In early August of this year, Chiyomi, along with the eldest son and daughter, who are now grown up and live away, visited the home where they had lived in Futaba, as it is slated to be demolished. It stands on the planned construction site designated by the Environment Ministry as an intermediate storage facility for radioactive debris.

Inside the residence, Chiyomi came across a calendar frozen with the month of March 2011, and the eldest son's junior high school graduation diploma.

The graduation ceremony was held on March 11 that year, the day the magnitude-9.0 Great East Japan Earthquake generated towering tsunami that knocked out cooling systems at the Fukushima No. 1 nuclear power plant, triggering a triple meltdown. The disaster claimed nearly 16,000 lives in the northeastern Tohoku region.

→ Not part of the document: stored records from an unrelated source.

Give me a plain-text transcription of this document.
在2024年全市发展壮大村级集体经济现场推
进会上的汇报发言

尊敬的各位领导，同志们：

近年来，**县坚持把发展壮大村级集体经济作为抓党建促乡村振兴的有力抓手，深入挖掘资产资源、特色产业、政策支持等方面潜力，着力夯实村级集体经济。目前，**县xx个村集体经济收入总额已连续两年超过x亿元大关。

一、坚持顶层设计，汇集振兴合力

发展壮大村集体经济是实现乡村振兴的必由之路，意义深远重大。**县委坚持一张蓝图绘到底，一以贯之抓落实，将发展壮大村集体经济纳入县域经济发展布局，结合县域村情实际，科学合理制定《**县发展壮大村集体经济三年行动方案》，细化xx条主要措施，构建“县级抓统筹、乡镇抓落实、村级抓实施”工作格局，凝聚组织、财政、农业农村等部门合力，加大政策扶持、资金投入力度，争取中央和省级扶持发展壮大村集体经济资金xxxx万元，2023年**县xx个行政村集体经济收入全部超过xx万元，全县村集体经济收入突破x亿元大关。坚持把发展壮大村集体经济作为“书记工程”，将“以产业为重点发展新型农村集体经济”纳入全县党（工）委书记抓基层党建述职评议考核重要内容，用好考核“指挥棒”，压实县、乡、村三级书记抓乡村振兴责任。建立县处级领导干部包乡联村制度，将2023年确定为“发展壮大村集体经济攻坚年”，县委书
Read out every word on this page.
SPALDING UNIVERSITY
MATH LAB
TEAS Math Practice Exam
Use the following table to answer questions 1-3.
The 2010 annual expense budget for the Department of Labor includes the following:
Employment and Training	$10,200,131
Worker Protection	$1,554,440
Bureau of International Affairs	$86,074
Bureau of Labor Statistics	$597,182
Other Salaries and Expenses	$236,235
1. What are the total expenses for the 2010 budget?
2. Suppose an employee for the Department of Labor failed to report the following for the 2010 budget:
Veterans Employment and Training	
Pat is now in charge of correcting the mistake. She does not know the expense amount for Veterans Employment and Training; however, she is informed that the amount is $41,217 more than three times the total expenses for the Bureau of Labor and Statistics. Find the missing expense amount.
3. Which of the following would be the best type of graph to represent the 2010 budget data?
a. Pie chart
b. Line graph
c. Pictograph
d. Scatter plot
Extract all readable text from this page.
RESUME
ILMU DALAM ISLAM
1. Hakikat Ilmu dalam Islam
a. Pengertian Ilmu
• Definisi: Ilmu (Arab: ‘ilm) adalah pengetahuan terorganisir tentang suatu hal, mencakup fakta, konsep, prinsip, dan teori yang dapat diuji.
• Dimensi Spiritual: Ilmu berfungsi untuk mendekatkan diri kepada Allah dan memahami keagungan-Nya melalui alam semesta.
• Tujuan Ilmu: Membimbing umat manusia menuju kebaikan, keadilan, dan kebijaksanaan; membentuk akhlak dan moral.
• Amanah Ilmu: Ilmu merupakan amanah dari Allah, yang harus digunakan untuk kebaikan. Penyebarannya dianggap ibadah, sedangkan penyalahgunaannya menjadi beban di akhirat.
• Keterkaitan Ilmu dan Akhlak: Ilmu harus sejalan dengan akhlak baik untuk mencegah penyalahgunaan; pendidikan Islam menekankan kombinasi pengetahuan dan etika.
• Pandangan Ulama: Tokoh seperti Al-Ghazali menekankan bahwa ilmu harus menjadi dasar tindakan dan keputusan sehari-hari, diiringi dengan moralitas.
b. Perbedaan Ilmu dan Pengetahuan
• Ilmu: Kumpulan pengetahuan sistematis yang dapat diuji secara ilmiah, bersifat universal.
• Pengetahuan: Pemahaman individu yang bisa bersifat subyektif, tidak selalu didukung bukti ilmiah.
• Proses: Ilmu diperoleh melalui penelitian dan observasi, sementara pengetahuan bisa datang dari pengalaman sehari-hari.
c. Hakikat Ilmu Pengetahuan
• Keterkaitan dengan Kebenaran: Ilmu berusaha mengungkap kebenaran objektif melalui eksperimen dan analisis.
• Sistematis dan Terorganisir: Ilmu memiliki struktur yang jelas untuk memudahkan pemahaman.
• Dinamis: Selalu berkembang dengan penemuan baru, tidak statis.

"It's our last opportunity (to see our home), and I just had to see it one last time," said Chiyomi as she locked the front door when leaving.

After Endo's death, the family grave marker was relocated to near the solar farm in Kagoshima that Endo had dreamed of seeing come to completion.

The marker bears an inscription, which reads: "Remember that this family was forced to leave its hometown in Futaba, Fukushima Prefecture, and restart life here because of the nuclear accident caused by the Great East Japan Earthquake and tsunami."